Strona 1 z 2

Maraton, co poszlo nie tak - czyli szukanie dziury w calym..

: 13 lis 2015, 01:33
autor: Sghjwo
Czesc,

W niedziele ukonczylem marathon do ktorego przygotowywalem sie przez caly sezon (od konca lutego). Jedyny sukces jaki osiagnalem to to ze go ukonczylem i przez caly czas w biegu.
Mialo byc lamanie 4h, a wyszlo 4:15 :(. A poniewaz rok szybko przeleci trzeba zaczac przygotowania do nastepnego i wyrobic zalozony plan, czyli 3:50.
Prosilbym wiec o pomoc co zmienic w nadchodzacym roku zeby osiagnac cel.
Do niedzielnego biegu przygotowywalem sie wedlug planu "3:50 w 20 tygodni" (4xtydz), przed rozpoczeciem planu robilem raczej dluzsze biegi (12-25km) bez planu 3-2 x tydz.
Plan przerobilem gdzies w 85%, na poczatku sprawialo mi problem utrzymanie tempa ponizej 5min, dluzej niz 7-8km, na koniec planu nie bylo wielkiego problem biec ostatnie 10km (z 25km) z tempem ponizej 5min. W sumie nabiegalem ponad 1100km (w tym roku). Najdluzsze wybieganie to 32.5km, ale bylo kilkanascie 22-25km. Wg. kalkulatorow zakladany czas byl ok. 3:55.
Ostatecznie zdecydowalem sie biec na 3:50. Wyszedlem z zalozenia ze zaczne z tempem 5:40 (ktore daje rowne 4h) i przyspiesze na koncu do 5:23 (co dawalo dokladnie 3:50). Plan byl taki, ze jak sie nie da przyspieszyc to pozostane na 5:40.
No i wszystko gralo do 30km. Wprawdzie poczatek (2km) byly duzo wolniej ze wzgledu na tlok, ale juz na 5km czas byl mniej wiecej poprawny. Sprawdzalem czas co 5km i do 30km roznice od zalozonego byly raczej symboliczne (+/- kilkanascie sekund), tempo 5:23. Od 30km zaczela sie rownia pochyla, bieglem coraz wolniej i ostatni kilometr wyszedl 7:30 ;(. Na 40 zaczalem czoc skorcze w nodze, ale udalo sie rozcignac bez zatrzymywania. Ostatecznie dobieglem do mety z czasem 4:15:23, ale ostatkiem sil. Jakby ktos oferoal mi 1000USD, zebym przyspieszyl nawet na ostatnich 200m, to nie bylo to mozliwe.

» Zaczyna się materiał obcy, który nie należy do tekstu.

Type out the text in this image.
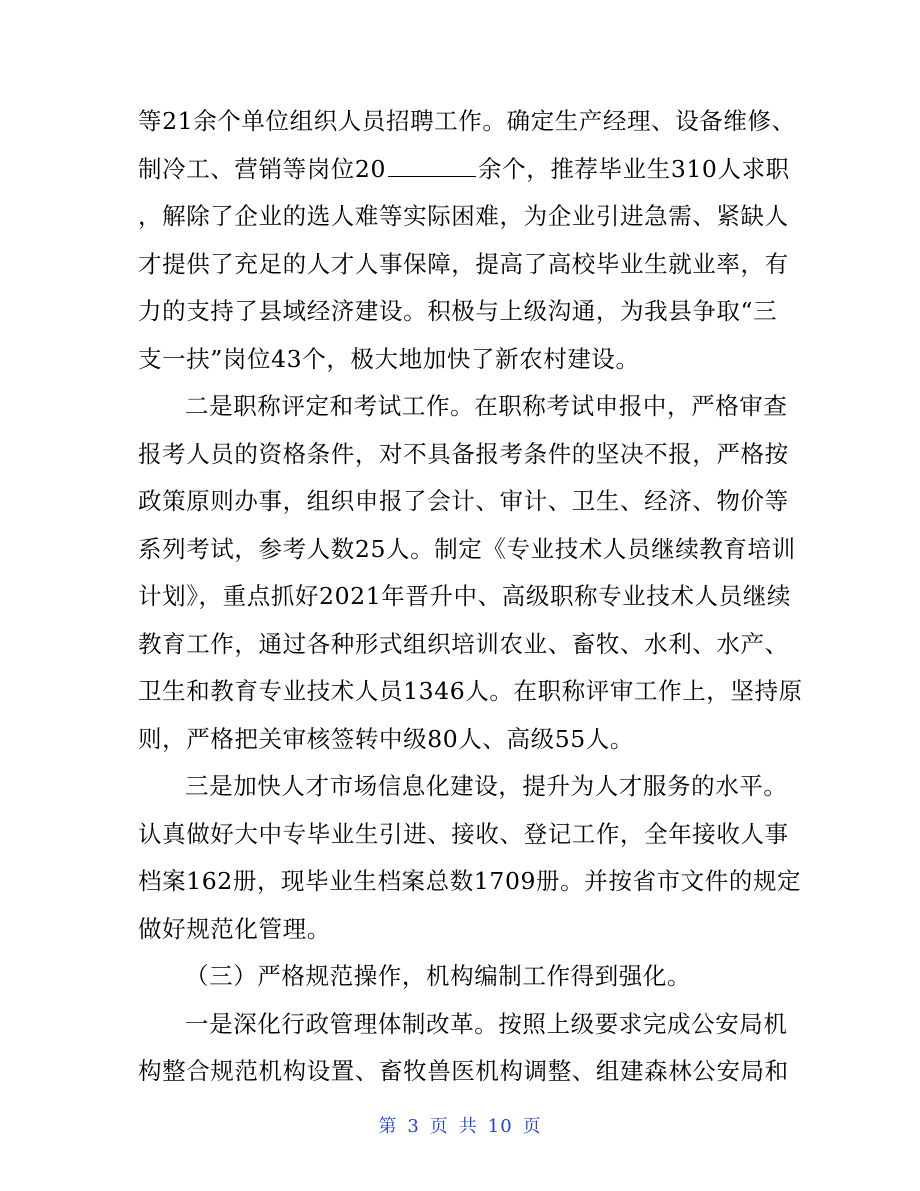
等21余个单位组织人员招聘工作。确定生产经理、设备维修、
制冷工、营销等岗位20	余个，推荐毕业生310人求职
，解除了企业的选人难等实际困难，为企业引进急需、紧缺人
才提供了充足的人才人事保障，提高了高校毕业生就业率，有
力的支持了县域经济建设。积极与上级沟通，为我县争取“三
支一扶”岗位43个，极大地加快了新农村建设。
二是职称评定和考试工作。在职称考试申报中，严格审查
报考人员的资格条件，对不具备报考条件的坚决不报，严格按
政策原则办事，组织申报了会计、审计、卫生、经济、物价等
系列考试，参考人数25人。制定《专业技术人员继续教育培训
计划》，重点抓好2021年晋升中、高级职称专业技术人员继续
教育工作，通过各种形式组织培训农业、畜牧、水利、水产、
卫生和教育专业技术人员1346人。在职称评审工作上，坚持原
则，严格把关审核签转中级80人、高级55人。
三是加快人才市场信息化建设，提升为人才服务的水平。
认真做好大中专毕业生引进、接收、登记工作，全年接收人事
档案162册，现毕业生档案总数1709册。并按省市文件的规定
做好规范化管理。
（三）严格规范操作，机构编制工作得到强化。
一是深化行政管理体制改革。按照上级要求完成公安局机
构整合规范机构设置、畜牧兽医机构调整、组建森林公安局和
第 3 页 共 10 页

No i teraz pytania i wnioski, dlaczego poszlo zle i jak to poprawic do nastepnego roku.
Ewidentnie zabraklo sily, wiec zalozone tempo bylo przeszacowane - czyli kalkulatory nie zadzialay najlepeiej
Potrzeba wiecej wybiegan jeszcze dluzszych 35-38km? A moze to juz satrosc i trzeba jednak zajac sie zbieraniem znaczkow, a nie bieganiem ;).
U mnie zimy nie ma, wiec nie ma co czekac do wiosny. Prosze o jakies wskazowki, zeby podobny horror nie wydazyl sie powtornie :hejhej:

Re: Maraton, co poszlo nie tak - czyli szukanie dziury w calym..

: 13 lis 2015, 07:40
autor: krzychooo
Sghjwo pisze: marathon do ktorego przygotowywalem sie przez caly sezon (od konca lutego).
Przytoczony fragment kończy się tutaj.